Together with plant biologist Juan Pablo Giraldo, Strano and his research team chose nanoparticles and solutions that had proven nontoxic in previous experiments with mice. Due to their special optical and electronic properties, single-walled carbon nanotubes (SWNTs) can enhance photosynthesis processes. The team was also particularly interested in ceria nanoparticles (nanoceria), which have been shown to boost healing properties in bioimplants by absorbing free radicals that can cause tissue damage.

But getting the nanoparticles into the plant was another matter. Going up the roots seemed the logical pathway, but plants have evolved safeguards to prevent foreign objects from entering that way, said Strano. Giraldo identified another possible pathway: through the leaves.

On the underside of leaves, pores allow carbon dioxide in and oxygen out. When a solution containing the nanoparticles was applied, a backflow effect occurred, with the carbon nanotubes getting absorbed into the leaf. Because the nanotubes were wrapped with polymers or materials that had an affinity for lipids in the chloroplast, they were drawn there, attaching and creating nano-enhanced plants.

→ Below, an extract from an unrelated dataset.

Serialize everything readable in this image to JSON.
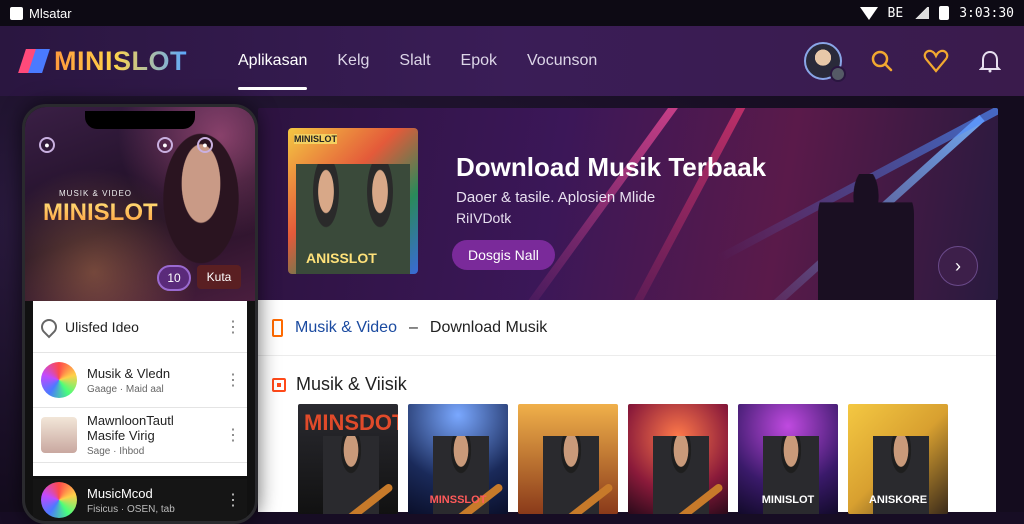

Strano and Giraldo ran three experiments, testing the capabilities of the new bionic plants. First, the carbon nanotubes were tuned to respond as a sensor, dropping their near-infrared light emission in the presence of toxins such as pollutants. Second, since the nanotubes could be used to absorb light at wavelengths outside the normal photosynthesis range, extracted chloroplasts with the nanoparticles showed a 49% boost in light energy capture outside plants and 30% inside leaves of living plants. And third, with the help of the nanoceria combined with nanotubes, the chloroplasts were even more robust outside of the plant, rendering them capable of capturing light energy for several hours more than nontreated chloroplasts.

The Arabidopsis plant, with carbon nanotubes absorbed inside its leaves, has augmented light energy capture and may act as a photonic biochemical detector. Image credit: Juan Pablo Giraldo.

“This is unlike anything we’ve seen before,” said Giraldo. “But we need to do more work to understand how the carbon nanotubes” aid in boosting the plants’ abilities.

While these are proof-of-concept ideas right now, Strano foresees many possible applications, not the least of which is materials that have a self-healing property. Imagine, his team said, a cell-phone case that fixes itself after a drop. In addition, there is also the hope of a plant-powered solar cell that could have a negative carbon footprint; it would actually use carbon dioxide to produce clean, environmentally friendly energy.